Objective
The aim of this study was to evaluate the 2‐year clinical performance of computer‐aided design/computer‐aided manufacturing (CAD/CAM) resin composite inlay restorations in comparison with direct resin composite restorations.
Materials and methods
In 44 patients, 120 class II (mesio‐occlusal/disto‐occlusal) cavities were randomly assigned into two groups; CAD/CAM resin composite inlay group (Lava Ultimate), direct resin composite group (Clearfil Majesty Posterior). Clinical evaluations were performed after 1 week, 6 months, 1 year, and 2 years according to the FDI criteria. The data were analyzed using Friedman's ANOVA and Mann‐Whitney U tests (α = .05).
Results
In 41 patients, 114 restorations were evaluated at the second year (recall rate 93.2%). All restorations were ideal or clinically acceptable. At the first year, considering all criteria, there were no statistically significant differences between the groups.
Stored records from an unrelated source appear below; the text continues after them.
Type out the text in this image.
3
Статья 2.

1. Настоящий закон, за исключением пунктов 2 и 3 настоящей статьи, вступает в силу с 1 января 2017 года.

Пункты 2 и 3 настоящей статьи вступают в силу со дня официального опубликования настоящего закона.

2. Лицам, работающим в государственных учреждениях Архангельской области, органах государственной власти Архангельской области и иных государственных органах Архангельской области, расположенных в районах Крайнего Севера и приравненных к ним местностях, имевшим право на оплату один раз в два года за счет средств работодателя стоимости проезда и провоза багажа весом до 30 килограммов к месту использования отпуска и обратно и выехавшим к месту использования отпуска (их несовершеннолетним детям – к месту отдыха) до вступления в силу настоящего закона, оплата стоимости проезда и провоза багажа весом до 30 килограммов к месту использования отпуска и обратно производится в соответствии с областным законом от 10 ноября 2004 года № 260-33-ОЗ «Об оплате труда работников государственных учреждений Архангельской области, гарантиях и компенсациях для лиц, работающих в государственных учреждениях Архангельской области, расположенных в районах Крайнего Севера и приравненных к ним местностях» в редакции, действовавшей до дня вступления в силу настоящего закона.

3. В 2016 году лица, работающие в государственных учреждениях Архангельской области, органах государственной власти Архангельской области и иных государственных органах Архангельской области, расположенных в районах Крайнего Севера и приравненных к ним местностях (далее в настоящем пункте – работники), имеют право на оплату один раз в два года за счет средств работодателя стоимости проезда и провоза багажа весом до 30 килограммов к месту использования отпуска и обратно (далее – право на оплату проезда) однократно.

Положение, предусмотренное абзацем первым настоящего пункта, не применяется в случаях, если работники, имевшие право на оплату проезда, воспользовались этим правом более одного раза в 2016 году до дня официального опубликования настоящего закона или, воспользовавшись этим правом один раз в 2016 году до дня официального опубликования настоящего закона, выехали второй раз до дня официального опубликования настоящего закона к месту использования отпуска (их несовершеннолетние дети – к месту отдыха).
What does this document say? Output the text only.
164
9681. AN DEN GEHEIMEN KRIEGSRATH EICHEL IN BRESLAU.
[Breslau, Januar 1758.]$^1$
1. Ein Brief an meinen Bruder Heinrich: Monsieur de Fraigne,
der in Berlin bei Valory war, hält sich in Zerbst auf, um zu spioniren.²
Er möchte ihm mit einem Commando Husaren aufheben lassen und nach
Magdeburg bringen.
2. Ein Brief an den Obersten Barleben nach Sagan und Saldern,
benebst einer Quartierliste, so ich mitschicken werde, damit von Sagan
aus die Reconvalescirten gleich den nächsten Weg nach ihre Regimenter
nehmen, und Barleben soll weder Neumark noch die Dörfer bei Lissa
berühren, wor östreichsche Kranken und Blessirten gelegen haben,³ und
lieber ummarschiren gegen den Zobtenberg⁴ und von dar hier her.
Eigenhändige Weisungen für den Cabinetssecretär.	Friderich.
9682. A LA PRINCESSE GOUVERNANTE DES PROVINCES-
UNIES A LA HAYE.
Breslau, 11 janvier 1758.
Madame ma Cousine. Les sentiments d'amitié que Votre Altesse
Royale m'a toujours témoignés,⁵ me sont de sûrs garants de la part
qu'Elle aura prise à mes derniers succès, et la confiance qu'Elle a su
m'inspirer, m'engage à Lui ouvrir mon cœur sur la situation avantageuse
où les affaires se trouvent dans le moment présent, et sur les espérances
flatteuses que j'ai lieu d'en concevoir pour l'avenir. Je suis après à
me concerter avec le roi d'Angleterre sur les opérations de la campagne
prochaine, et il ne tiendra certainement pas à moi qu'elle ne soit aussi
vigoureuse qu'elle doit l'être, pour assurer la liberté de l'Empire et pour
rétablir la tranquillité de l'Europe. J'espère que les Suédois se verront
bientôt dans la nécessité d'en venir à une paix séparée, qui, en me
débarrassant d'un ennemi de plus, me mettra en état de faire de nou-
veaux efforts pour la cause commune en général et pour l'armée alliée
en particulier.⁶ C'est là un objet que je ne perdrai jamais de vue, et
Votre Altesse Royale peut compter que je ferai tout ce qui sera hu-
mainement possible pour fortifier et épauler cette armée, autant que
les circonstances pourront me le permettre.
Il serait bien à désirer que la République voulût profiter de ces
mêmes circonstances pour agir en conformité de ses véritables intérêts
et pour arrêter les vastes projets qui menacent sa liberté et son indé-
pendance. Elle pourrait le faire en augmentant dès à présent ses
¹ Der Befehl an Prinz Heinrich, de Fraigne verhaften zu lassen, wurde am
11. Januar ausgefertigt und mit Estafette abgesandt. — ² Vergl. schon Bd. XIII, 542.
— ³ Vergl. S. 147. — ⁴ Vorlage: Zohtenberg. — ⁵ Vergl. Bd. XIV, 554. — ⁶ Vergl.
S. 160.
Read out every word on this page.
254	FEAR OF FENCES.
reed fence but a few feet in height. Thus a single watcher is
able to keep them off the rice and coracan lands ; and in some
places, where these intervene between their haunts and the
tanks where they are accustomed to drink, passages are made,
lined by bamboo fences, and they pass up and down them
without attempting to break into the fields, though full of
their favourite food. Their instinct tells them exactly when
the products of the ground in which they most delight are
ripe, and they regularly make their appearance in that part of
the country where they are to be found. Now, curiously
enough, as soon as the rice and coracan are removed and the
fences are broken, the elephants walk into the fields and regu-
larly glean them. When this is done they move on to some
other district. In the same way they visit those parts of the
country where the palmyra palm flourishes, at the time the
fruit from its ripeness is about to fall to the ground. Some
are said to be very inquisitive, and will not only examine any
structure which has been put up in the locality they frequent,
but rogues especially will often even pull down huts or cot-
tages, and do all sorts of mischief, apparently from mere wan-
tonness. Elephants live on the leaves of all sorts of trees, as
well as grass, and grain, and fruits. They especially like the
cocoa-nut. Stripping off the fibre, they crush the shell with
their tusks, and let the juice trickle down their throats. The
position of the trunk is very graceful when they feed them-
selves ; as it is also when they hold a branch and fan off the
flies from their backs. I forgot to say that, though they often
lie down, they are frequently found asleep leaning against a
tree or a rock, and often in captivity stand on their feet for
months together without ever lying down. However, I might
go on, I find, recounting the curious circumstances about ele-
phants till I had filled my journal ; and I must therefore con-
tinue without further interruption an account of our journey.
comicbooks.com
However, there was a significant difference in terms of surface luster at second year, in favor of inlay restorations (P = .015). The marginal staining of resin composites increased after 2 years (P = .046), but there was no significant difference between the groups.
Conclusions
Except the surface luster, 2‐year clinical performance of CAD/CAM resin composite inlay restorations was found similar to direct resin composite restorations according to FDI criteria
Clinical Significance
The clinical performance of CAD/CAM resin composite inlays was acceptable in class II cavities subsequent to 2‐year evaluation.